2 monitors in production, like the new system a lot!
But 1 remark, I tried to install from the github, but the apt-source was missing, maybe a good idea to link to it or mention it in the readme. Other then that, great job!
DrayTek seems to handle the load fine….where the Fritzbox started to crawl within the hour of running.
I’m using a MikroTik RB3011 router myself for the NTP in Leuven, Belgium. It can do 2 million pkts/s with connection tracking. MikroTik has a so-called fasttrack function that offloads most of the network stack to hardware. As of now, my NTP does on average 1500 pkts/s so that’s “pocket change”
I’ve observed a large number of “local-check failure” related warnings in the ntppool-agent log, as well as occasional “local clock might not be okay”.
I think the reference time source used by the ntppool-agent is too far away from my location.
Is it possible to adjust the max offset limit based on the latency instead of hard-coding it to 10ms?
I did notice the use of some reference serverson the other side of the world from me, and most are in Europe. Among the servers used, the one at Cloud Flare is any cast, so the NTP request is routed to a nearby server. Perhaps additional any cast servers that do not do leap second smearing should be used, such as the one at Apple, so that more nearby reference servers are used.
Those “local clock might not be okay”, are those for a production or test monitor?
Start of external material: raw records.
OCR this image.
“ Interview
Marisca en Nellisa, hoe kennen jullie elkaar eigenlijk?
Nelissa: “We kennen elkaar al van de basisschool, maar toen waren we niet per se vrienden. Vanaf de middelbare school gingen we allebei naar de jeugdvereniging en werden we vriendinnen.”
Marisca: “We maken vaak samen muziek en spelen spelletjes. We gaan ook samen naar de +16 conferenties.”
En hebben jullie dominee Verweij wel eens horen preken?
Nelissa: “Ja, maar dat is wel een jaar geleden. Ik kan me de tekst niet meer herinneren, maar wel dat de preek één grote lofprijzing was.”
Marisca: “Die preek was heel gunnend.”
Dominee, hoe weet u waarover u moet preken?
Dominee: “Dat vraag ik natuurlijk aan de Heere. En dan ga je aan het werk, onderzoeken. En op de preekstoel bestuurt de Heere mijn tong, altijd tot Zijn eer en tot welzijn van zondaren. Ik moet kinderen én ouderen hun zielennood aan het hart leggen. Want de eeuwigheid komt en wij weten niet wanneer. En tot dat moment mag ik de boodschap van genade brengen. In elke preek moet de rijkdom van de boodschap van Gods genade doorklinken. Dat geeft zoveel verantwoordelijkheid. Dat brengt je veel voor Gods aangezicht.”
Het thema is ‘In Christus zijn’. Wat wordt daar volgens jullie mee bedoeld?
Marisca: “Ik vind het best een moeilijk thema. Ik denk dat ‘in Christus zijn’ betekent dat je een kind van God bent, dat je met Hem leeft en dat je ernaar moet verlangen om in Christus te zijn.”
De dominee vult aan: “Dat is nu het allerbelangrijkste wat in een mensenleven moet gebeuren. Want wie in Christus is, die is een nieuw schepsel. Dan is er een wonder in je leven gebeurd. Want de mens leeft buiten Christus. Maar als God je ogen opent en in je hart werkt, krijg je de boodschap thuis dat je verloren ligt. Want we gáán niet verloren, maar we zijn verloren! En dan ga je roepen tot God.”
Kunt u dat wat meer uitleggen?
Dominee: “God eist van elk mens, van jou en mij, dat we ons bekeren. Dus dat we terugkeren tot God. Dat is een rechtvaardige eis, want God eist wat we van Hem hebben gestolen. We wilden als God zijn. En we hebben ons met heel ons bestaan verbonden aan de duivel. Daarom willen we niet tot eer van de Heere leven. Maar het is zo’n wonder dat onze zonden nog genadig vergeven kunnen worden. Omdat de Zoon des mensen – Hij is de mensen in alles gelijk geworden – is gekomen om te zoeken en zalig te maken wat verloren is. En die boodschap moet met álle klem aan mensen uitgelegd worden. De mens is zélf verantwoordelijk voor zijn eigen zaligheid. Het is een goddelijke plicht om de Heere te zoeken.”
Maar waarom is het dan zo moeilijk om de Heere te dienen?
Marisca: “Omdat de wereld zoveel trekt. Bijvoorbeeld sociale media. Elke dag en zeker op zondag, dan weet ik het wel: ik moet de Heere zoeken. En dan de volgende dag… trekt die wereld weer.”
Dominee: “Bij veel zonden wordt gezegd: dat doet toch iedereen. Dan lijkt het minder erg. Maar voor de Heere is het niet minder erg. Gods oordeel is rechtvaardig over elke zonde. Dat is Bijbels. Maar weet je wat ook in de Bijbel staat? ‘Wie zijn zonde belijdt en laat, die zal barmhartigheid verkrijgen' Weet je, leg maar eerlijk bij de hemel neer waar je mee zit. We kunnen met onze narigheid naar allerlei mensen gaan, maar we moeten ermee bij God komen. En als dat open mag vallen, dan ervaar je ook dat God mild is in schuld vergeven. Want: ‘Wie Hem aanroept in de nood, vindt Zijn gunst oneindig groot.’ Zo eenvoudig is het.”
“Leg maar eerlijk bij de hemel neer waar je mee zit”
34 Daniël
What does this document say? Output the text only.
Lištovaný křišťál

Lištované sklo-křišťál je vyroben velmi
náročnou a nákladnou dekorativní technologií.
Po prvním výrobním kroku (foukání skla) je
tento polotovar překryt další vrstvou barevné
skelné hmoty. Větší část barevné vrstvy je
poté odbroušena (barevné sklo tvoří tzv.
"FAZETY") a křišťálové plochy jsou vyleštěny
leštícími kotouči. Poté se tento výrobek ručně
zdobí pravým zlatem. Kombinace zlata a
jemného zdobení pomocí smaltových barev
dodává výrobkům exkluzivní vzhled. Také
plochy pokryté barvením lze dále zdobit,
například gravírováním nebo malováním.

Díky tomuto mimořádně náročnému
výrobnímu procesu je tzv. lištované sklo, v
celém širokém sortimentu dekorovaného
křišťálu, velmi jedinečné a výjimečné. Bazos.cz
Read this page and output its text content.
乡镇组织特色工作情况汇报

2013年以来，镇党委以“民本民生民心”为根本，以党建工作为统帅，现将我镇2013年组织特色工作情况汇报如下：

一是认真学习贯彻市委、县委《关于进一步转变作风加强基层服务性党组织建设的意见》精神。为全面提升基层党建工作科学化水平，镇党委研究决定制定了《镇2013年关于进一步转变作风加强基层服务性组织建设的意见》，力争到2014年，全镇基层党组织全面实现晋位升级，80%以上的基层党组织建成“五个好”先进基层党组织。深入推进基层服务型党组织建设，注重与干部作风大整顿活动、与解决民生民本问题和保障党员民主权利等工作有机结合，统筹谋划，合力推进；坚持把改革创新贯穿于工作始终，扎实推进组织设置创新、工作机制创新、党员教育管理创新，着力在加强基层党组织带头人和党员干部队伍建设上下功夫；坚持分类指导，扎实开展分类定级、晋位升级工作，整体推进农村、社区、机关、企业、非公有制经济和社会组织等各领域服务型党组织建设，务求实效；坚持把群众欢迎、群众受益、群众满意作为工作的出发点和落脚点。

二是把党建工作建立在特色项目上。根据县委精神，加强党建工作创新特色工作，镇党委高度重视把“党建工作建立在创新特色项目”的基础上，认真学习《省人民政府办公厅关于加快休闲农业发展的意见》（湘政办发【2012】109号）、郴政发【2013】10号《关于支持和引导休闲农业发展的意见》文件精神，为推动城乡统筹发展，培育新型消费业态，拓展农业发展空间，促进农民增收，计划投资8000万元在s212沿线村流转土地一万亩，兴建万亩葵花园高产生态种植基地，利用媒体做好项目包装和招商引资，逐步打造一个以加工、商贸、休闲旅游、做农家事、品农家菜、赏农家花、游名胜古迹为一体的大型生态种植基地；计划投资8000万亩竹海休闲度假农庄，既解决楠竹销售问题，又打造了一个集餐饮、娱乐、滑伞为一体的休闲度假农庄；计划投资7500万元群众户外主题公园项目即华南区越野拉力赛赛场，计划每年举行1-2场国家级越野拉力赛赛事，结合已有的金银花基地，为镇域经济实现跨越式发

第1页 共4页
IPv4 or IPv6? Because oddly enough, on my own “remote” monitor I get those warnings only for IPv6 and almost exclusively for the test monitor. My /var/log/messages started yesterday at midnight and there are now 451 entries for “local clock might not be okay” for env=test ip_version=v6, but only 1 for env=prod ip_version=v6, and none for ip_version=v4.
These are the typical numbers for a production and test local checks:
Note that even though 3 failures out of 8 (prod) is a tighter requirement than 4 failures out of 9 (test), I still get more “local clock might not be okay” errors for the test environment. Maybe the pool of reference NTP servers from which the reference time sources are picked is different between production and test.
Here are my top offset reference clock entries:
grep “offset too large” messages | grep env=test | grep version=v6 |cut -d" " -f11 | sort | uniq -c | sort -rn
I’ve observed offsets between +15ms and -38ms, and the target server’s latency is between 180ms and 240ms. I think the offset is normal for this latency.
If the upper limit isn’t determined by latency, I think 50ms is an acceptable value for my environment.